The best example of clever talk is Oxbridge High Table conversation between college fellows. There, the art of witty conversation is practiced as a fine art. I recall one of those conversations when I attended a High Table dinner at Merton College, Oxford, my alma mater, to which my tutor had invited me. He had reached into his breast pocket of his suit and took out a plastic bag. Then he cut his steak into half and put one of the halves into the bag, at the same time remarking, “My wife and dog will be pleased tonight!”
Finally, there is the conversation that I refer to as “soul talk.” This is a rare form of conversation, when one communicates to the other from the deepest part of one’s being. Here, one makes oneself vulnerable because in spilling one’s guts, one opens oneself to rejection. Here there are no pretenses, just complete openness.
This rare form of conversation may be found in moonlit nights at the beach, or even drunk at the bar. For some need the stimulation of intoxication to open up. But whatever the situation or the cause, if it happens, it is a truly wonderful experience, and it may lead to a romantic relationship or a lasting friendship. For in that joyful moment of communication, one truly connects with the other and one feels at one with the universe.

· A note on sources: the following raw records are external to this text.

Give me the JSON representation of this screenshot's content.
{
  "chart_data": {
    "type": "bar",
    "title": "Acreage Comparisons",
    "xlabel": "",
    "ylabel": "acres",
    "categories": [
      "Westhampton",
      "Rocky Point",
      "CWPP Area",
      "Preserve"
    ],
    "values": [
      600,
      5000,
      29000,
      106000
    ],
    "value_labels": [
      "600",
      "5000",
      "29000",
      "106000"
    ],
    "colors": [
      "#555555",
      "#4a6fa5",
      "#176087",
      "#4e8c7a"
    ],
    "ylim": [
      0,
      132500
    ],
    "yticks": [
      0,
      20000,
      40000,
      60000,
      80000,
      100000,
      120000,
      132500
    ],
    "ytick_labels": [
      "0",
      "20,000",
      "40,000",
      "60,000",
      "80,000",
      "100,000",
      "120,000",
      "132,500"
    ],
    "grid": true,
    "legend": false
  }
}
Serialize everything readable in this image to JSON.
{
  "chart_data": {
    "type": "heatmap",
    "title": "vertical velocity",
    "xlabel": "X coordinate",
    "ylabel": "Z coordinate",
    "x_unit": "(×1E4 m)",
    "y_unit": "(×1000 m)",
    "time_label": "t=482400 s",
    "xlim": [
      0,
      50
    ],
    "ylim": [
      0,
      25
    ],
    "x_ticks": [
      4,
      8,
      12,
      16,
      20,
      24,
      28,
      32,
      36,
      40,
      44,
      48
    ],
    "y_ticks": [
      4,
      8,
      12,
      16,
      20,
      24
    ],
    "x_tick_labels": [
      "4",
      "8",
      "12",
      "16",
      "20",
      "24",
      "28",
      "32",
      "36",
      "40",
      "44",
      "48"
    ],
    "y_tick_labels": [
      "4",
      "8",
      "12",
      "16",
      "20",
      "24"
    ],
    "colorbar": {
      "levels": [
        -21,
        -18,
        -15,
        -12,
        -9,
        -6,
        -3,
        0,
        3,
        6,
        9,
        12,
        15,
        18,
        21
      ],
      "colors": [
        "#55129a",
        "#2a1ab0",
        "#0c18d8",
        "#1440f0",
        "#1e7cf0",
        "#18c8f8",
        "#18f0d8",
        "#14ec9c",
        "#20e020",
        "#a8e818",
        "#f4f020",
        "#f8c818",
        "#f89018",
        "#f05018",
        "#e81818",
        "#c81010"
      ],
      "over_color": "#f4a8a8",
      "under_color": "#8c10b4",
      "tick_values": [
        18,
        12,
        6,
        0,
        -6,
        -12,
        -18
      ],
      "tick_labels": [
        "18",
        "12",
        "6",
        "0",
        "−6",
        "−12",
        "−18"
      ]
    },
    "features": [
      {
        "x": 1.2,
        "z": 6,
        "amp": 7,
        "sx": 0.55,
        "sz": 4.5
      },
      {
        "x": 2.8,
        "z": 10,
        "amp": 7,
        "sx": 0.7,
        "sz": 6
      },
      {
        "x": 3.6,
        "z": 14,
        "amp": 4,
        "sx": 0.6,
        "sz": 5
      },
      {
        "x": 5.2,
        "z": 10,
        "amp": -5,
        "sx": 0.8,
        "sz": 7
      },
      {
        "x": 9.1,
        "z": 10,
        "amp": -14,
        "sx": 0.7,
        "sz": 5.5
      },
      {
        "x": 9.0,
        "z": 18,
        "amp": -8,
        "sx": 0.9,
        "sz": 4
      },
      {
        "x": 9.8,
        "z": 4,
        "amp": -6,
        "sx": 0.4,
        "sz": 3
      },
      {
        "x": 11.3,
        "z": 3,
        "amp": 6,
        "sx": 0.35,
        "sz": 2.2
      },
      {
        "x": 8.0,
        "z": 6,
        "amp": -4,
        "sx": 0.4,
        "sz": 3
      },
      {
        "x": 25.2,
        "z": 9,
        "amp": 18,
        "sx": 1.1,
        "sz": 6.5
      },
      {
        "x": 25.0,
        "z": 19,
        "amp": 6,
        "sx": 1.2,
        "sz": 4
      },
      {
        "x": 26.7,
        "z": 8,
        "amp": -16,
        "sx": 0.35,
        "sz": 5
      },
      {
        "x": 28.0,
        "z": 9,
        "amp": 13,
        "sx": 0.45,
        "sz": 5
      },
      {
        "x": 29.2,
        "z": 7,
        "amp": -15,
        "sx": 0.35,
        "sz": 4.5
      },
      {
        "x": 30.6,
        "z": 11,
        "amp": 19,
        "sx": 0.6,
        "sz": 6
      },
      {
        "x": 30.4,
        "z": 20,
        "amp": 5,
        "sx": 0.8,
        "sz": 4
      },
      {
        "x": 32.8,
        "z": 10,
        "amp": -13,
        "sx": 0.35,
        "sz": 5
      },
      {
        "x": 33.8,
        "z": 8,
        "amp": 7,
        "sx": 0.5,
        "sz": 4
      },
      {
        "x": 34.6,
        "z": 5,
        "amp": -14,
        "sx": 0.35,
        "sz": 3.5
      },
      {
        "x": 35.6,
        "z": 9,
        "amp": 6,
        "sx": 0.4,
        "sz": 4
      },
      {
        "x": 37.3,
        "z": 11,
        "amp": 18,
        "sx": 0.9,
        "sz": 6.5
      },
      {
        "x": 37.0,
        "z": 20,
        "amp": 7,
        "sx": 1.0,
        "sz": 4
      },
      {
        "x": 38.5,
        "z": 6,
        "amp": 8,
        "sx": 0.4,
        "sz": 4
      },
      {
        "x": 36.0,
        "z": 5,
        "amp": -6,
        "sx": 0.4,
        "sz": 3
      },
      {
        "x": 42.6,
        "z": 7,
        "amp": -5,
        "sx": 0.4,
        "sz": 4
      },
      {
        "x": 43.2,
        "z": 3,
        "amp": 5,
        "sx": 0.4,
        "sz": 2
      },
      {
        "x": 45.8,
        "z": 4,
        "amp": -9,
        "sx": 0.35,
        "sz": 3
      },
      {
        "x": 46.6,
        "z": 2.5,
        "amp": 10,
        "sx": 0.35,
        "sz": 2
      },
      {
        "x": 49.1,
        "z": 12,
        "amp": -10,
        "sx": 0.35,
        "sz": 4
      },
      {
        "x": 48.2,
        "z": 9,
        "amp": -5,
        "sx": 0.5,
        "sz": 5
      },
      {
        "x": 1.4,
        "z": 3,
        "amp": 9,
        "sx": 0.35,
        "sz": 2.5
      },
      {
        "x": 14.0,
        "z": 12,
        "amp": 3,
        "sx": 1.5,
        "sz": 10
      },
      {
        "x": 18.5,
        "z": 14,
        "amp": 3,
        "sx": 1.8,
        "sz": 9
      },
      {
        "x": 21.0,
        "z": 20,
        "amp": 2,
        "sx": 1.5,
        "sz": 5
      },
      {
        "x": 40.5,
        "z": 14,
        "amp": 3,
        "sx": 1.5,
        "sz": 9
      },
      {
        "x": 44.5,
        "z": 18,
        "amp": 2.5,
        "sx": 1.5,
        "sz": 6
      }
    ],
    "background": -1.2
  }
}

Life is not meaningful without this form of conversation. For no man is an island, and the need to connect with the other is not only fulfilling but fundamental. Without it, one loses one’s humanity. No friendship or marriage can exist absent it. For it sustains and nourishes, and renders life bearable to those who exist in unfortunate circumstances and all the more enriching to those whose lives are already blessed with joy and happiness.